The resulting design was exported into a computer aided design file format and further refined with the software Solidworks (version 2017, Dassault Systèmes, France). After mounting the fiber in the Nanoscribe system and manually identifying the bounds of the cleaved facet, the print was aligned by determining the center of the no-core fiber. Optical alignment is carried out by illuminating the opposite end of the fiber and observing the end facet with a CCD camera, as described in our earlier work30. For the highest surface quality, the printing speed was reduced, and one print required ~90 min to complete. The printing parameters were selected based on earlier work on optimizing the fabrication with a range of lens geometries50. There is no additional curing time. After printing, the fiber is simply rinsed in developer to remove unexposed resist. The surfaces were not polished or treated after printing, as the two-photon polymerization was found to give optical quality surfaces without additional post-processing30,51. The optical loss of the 3D printed material (loss per unit length and extinction coefficient) has been characterized previously28,52. After fabrication, the optics and fiber are enclosed within a plastic catheter sheath, which minimizes any mechanical forces on the optics, especially during imaging. We did not observe any issues with the mechanical stability of the 3D printed optics during imaging experiments and note that it takes a significant mechanical force to detach the 3D printed optics from the fiber. The total fabrication time, including the setup of the fiber, printing and rinsing, was ~120 min.

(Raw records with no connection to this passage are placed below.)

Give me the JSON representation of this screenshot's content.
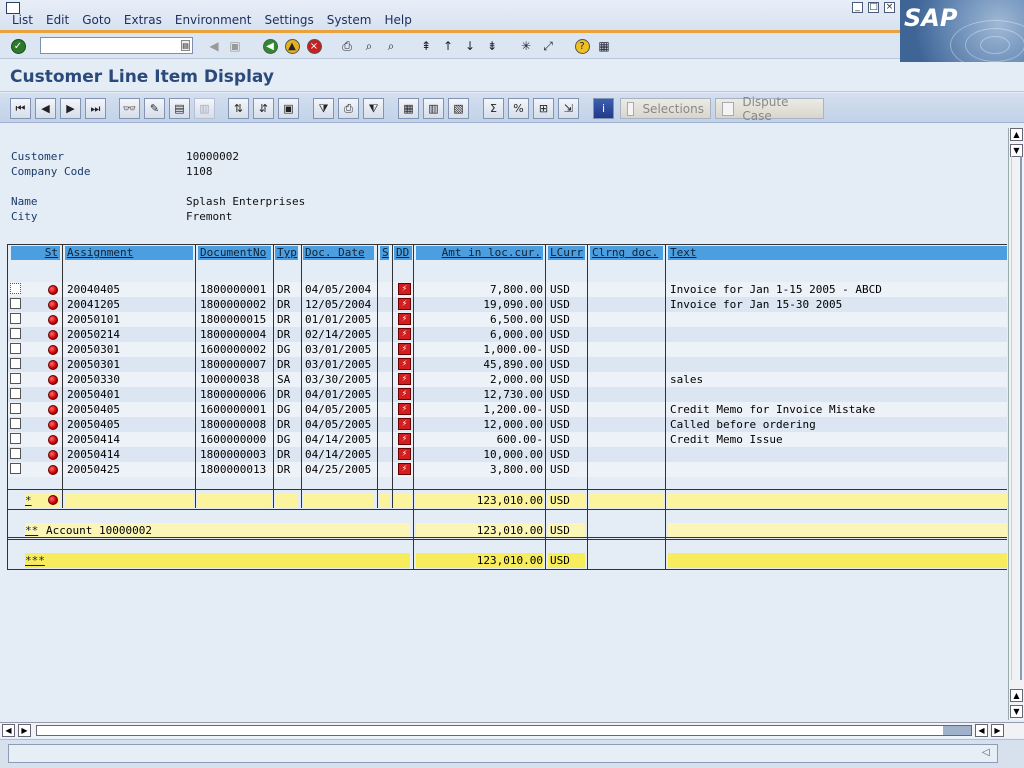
{
  "menubar": {
    "items": [
      "List",
      "Edit",
      "Goto",
      "Extras",
      "Environment",
      "Settings",
      "System",
      "Help"
    ],
    "logo": "SAP"
  },
  "systoolbar": {
    "command_value": ""
  },
  "title": "Customer Line Item Display",
  "apptoolbar": {
    "selections_label": "Selections",
    "dispute_label": "Dispute Case"
  },
  "header": {
    "customer_label": "Customer",
    "customer_value": "10000002",
    "company_code_label": "Company Code",
    "company_code_value": "1108",
    "name_label": "Name",
    "name_value": "Splash Enterprises",
    "city_label": "City",
    "city_value": "Fremont"
  },
  "grid": {
    "columns": [
      "St",
      "Assignment",
      "DocumentNo",
      "Typ",
      "Doc. Date",
      "S",
      "DD",
      "Amt in loc.cur.",
      "LCurr",
      "Clrng doc.",
      "Text"
    ],
    "rows": [
      {
        "assignment": "20040405",
        "docno": "1800000001",
        "typ": "DR",
        "date": "04/05/2004",
        "amount": "7,800.00",
        "curr": "USD",
        "text": "Invoice for Jan 1-15 2005 - ABCD"
      },
      {
        "assignment": "20041205",
        "docno": "1800000002",
        "typ": "DR",
        "date": "12/05/2004",
        "amount": "19,090.00",
        "curr": "USD",
        "text": "Invoice for Jan 15-30  2005"
      },
      {
        "assignment": "20050101",
        "docno": "1800000015",
        "typ": "DR",
        "date": "01/01/2005",
        "amount": "6,500.00",
        "curr": "USD",
        "text": ""
      },
      {
        "assignment": "20050214",
        "docno": "1800000004",
        "typ": "DR",
        "date": "02/14/2005",
        "amount": "6,000.00",
        "curr": "USD",
        "text": ""
      },
      {
        "assignment": "20050301",
        "docno": "1600000002",
        "typ": "DG",
        "date": "03/01/2005",
        "amount": "1,000.00-",
        "curr": "USD",
        "text": ""
      },
      {
        "assignment": "20050301",
        "docno": "1800000007",
        "typ": "DR",
        "date": "03/01/2005",
        "amount": "45,890.00",
        "curr": "USD",
        "text": ""
      },
      {
        "assignment": "20050330",
        "docno": "100000038",
        "typ": "SA",
        "date": "03/30/2005",
        "amount": "2,000.00",
        "curr": "USD",
        "text": "sales"
      },
      {
        "assignment": "20050401",
        "docno": "1800000006",
        "typ": "DR",
        "date": "04/01/2005",
        "amount": "12,730.00",
        "curr": "USD",
        "text": ""
      },
      {
        "assignment": "20050405",
        "docno": "1600000001",
        "typ": "DG",
        "date": "04/05/2005",
        "amount": "1,200.00-",
        "curr": "USD",
        "text": "Credit Memo for Invoice Mistake"
      },
      {
        "assignment": "20050405",
        "docno": "1800000008",
        "typ": "DR",
        "date": "04/05/2005",
        "amount": "12,000.00",
        "curr": "USD",
        "text": "Called before ordering"
      },
      {
        "assignment": "20050414",
        "docno": "1600000000",
        "typ": "DG",
        "date": "04/14/2005",
        "amount": "600.00-",
        "curr": "USD",
        "text": "Credit Memo Issue"
      },
      {
        "assignment": "20050414",
        "docno": "1800000003",
        "typ": "DR",
        "date": "04/14/2005",
        "amount": "10,000.00",
        "curr": "USD",
        "text": ""
      },
      {
        "assignment": "20050425",
        "docno": "1800000013",
        "typ": "DR",
        "date": "04/25/2005",
        "amount": "3,800.00",
        "curr": "USD",
        "text": ""
      }
    ],
    "subtotal": {
      "marker": "*",
      "amount": "123,010.00",
      "curr": "USD"
    },
    "account_total": {
      "marker": "**",
      "label": "Account 10000002",
      "amount": "123,010.00",
      "curr": "USD"
    },
    "grand_total": {
      "marker": "***",
      "amount": "123,010.00",
      "curr": "USD"
    }
  },
  "status": {
    "message": ""
  }
}
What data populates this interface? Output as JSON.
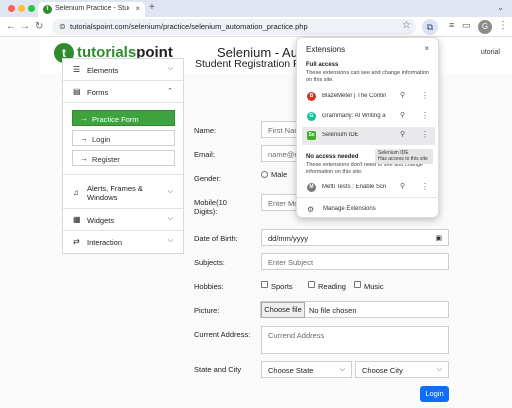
{
  "browser": {
    "tab_title": "Selenium Practice - Student",
    "tab_favicon_letter": "t",
    "url": "tutorialspoint.com/selenium/practice/selenium_automation_practice.php",
    "profile_initial": "G"
  },
  "header": {
    "logo_prefix": "tutorials",
    "logo_suffix": "point",
    "title": "Selenium - Automation",
    "right_link": "utorial"
  },
  "sidebar": {
    "elements_label": "Elements",
    "forms_label": "Forms",
    "practice_form_label": "Practice Form",
    "login_label": "Login",
    "register_label": "Register",
    "alerts_label": "Alerts, Frames & Windows",
    "widgets_label": "Widgets",
    "interaction_label": "Interaction"
  },
  "form": {
    "title": "Student Registration Fo",
    "name_label": "Name:",
    "name_placeholder": "First Nam",
    "email_label": "Email:",
    "email_placeholder": "name@e",
    "gender_label": "Gender:",
    "gender_male": "Male",
    "mobile_label": "Mobile(10 Digits):",
    "mobile_placeholder": "Enter Mo",
    "dob_label": "Date of Birth:",
    "dob_placeholder": "dd/mm/yyyy",
    "subjects_label": "Subjects:",
    "subjects_placeholder": "Enter Subject",
    "hobbies_label": "Hobbies:",
    "hobby_sports": "Sports",
    "hobby_reading": "Reading",
    "hobby_music": "Music",
    "picture_label": "Picture:",
    "choose_file": "Choose file",
    "no_file": "No file chosen",
    "address_label": "Current Address:",
    "address_placeholder": "Currend Address",
    "state_city_label": "State and City",
    "state_placeholder": "Choose State",
    "city_placeholder": "Choose City",
    "login_button": "Login"
  },
  "extensions": {
    "title": "Extensions",
    "full_access_heading": "Full access",
    "full_access_desc": "These extensions can see and change information on this site.",
    "items_full": [
      {
        "name": "BlazeMeter | The Continu...",
        "icon_color": "#d93025",
        "icon_letter": "B"
      },
      {
        "name": "Grammarly: AI Writing an...",
        "icon_color": "#15c39a",
        "icon_letter": "G"
      },
      {
        "name": "Selenium IDE",
        "icon_color": "#43b02a",
        "icon_letter": "Se"
      }
    ],
    "no_access_heading": "No access needed",
    "no_access_desc": "These extensions don't need to see and change information on this site.",
    "items_none": [
      {
        "name": "Metti Tests : Enable Scre...",
        "icon_color": "#7b7b7b",
        "icon_letter": "M"
      }
    ],
    "tooltip_title": "Selenium IDE",
    "tooltip_desc": "Has access to this site",
    "manage_label": "Manage Extensions"
  }
}
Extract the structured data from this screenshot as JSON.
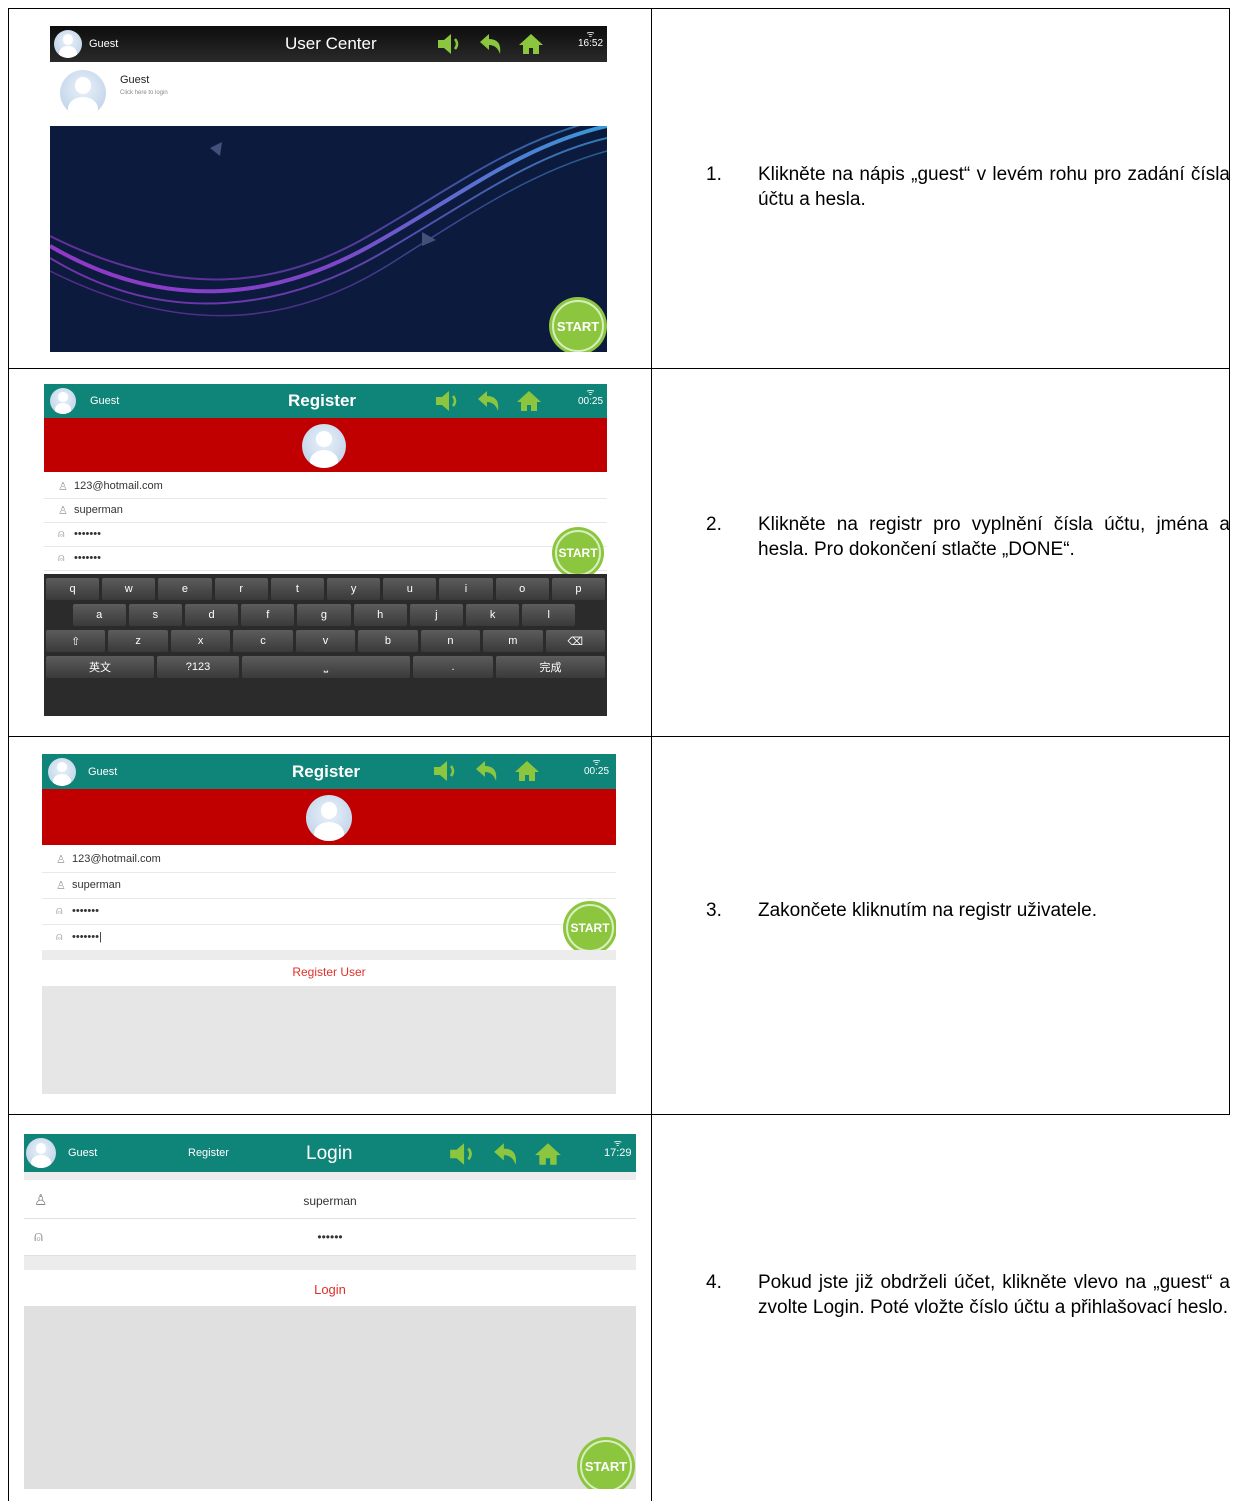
{
  "steps": [
    {
      "num": "1.",
      "text": "Klikněte na nápis „guest“ v levém rohu pro zadání čísla účtu a hesla."
    },
    {
      "num": "2.",
      "text": "Klikněte na registr pro vyplnění čísla účtu, jména a hesla. Pro dokončení stlačte „DONE“."
    },
    {
      "num": "3.",
      "text": "Zakončete kliknutím na registr uživatele."
    },
    {
      "num": "4.",
      "text": "Pokud jste již obdrželi účet, klikněte vlevo na „guest“ a zvolte Login. Poté vložte číslo účtu a přihlašovací heslo."
    }
  ],
  "shot1": {
    "guest": "Guest",
    "title": "User Center",
    "time": "16:52",
    "profile_name": "Guest",
    "profile_hint": "Click here to login",
    "start": "START"
  },
  "shot2": {
    "guest": "Guest",
    "title": "Register",
    "time": "00:25",
    "fields": [
      "123@hotmail.com",
      "superman",
      "•••••••",
      "•••••••"
    ],
    "start": "START",
    "keys_row1": [
      "q",
      "w",
      "e",
      "r",
      "t",
      "y",
      "u",
      "i",
      "o",
      "p"
    ],
    "keys_row2": [
      "a",
      "s",
      "d",
      "f",
      "g",
      "h",
      "j",
      "k",
      "l"
    ],
    "keys_row3": [
      "⇧",
      "z",
      "x",
      "c",
      "v",
      "b",
      "n",
      "m",
      "⌫"
    ],
    "key_lang": "英文",
    "key_num": "?123",
    "key_space": "⎵",
    "key_dot": ".",
    "key_done": "完成"
  },
  "shot3": {
    "guest": "Guest",
    "title": "Register",
    "time": "00:25",
    "fields": [
      "123@hotmail.com",
      "superman",
      "•••••••",
      "•••••••|"
    ],
    "start": "START",
    "register_user": "Register User"
  },
  "shot4": {
    "guest": "Guest",
    "register": "Register",
    "title": "Login",
    "time": "17:29",
    "username": "superman",
    "password": "••••••",
    "login": "Login",
    "start": "START"
  },
  "colors": {
    "teal": "#0f8478",
    "red": "#c00000",
    "start_green": "#8cc63f",
    "icon_green": "#8cc63f"
  }
}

The lateral voxel size of a print is in the range of 50–200 nm and will depend upon the microscope objective, the photoresist, the laser wavelength and the laser power. The vertical voxel size depends on the NA of the writing objective of the Nanoscribe printer. For our setup, the vertical voxel size is typically 2.7× larger than the horizontal voxel size.

More information regarding the direct fabrication process on fibers can be found in ref. 30,51.

OCT system

The light source, spectrometer, data acquisition card, and workstation of a commercially available OCT scanner (Telesto III, Thorlabs GmbH, Germany) were used for imaging. The spectral bandwidth of our OCT system is 136 nm (with a central wavelength of 1300 nm), and the manufacturer-specified axial resolution of the OCT system is 7.3 μm in air (with Hann Window to perform spectral shaping). The axial resolution is limited by the optical coherence tomography system (predominately the light source and spectrometer) and not by any limitation in the spectral bandwidth arising from the use of the 3D printed micro-optics. This imaging system was interfaced to a custom-built reference arm with an optical pathlength that matched the 3D printed probe sample arm. The power of the OCT beam into the sample arm was 5.8 mW. A sensitivity of 98.4 dB was achieved, with details provided by Supplementary Figs. 3 and 4. The dynamic range of the OCT images was measured to be 52 dB. Volumetric OCT data were acquired using custom software implemented in the C++ language, with the OCT data acquisition synchronized by trigger pulses from a 2D motion (rotation and pullback) control unit. The unit comprised a counter rotation motor14 and a linear stage to rotate and pullback the 3D printed probe. The imaging speed of the ex vivo and in situ experiments was one frame per second, which was limited by the speed of the counter rotation stage.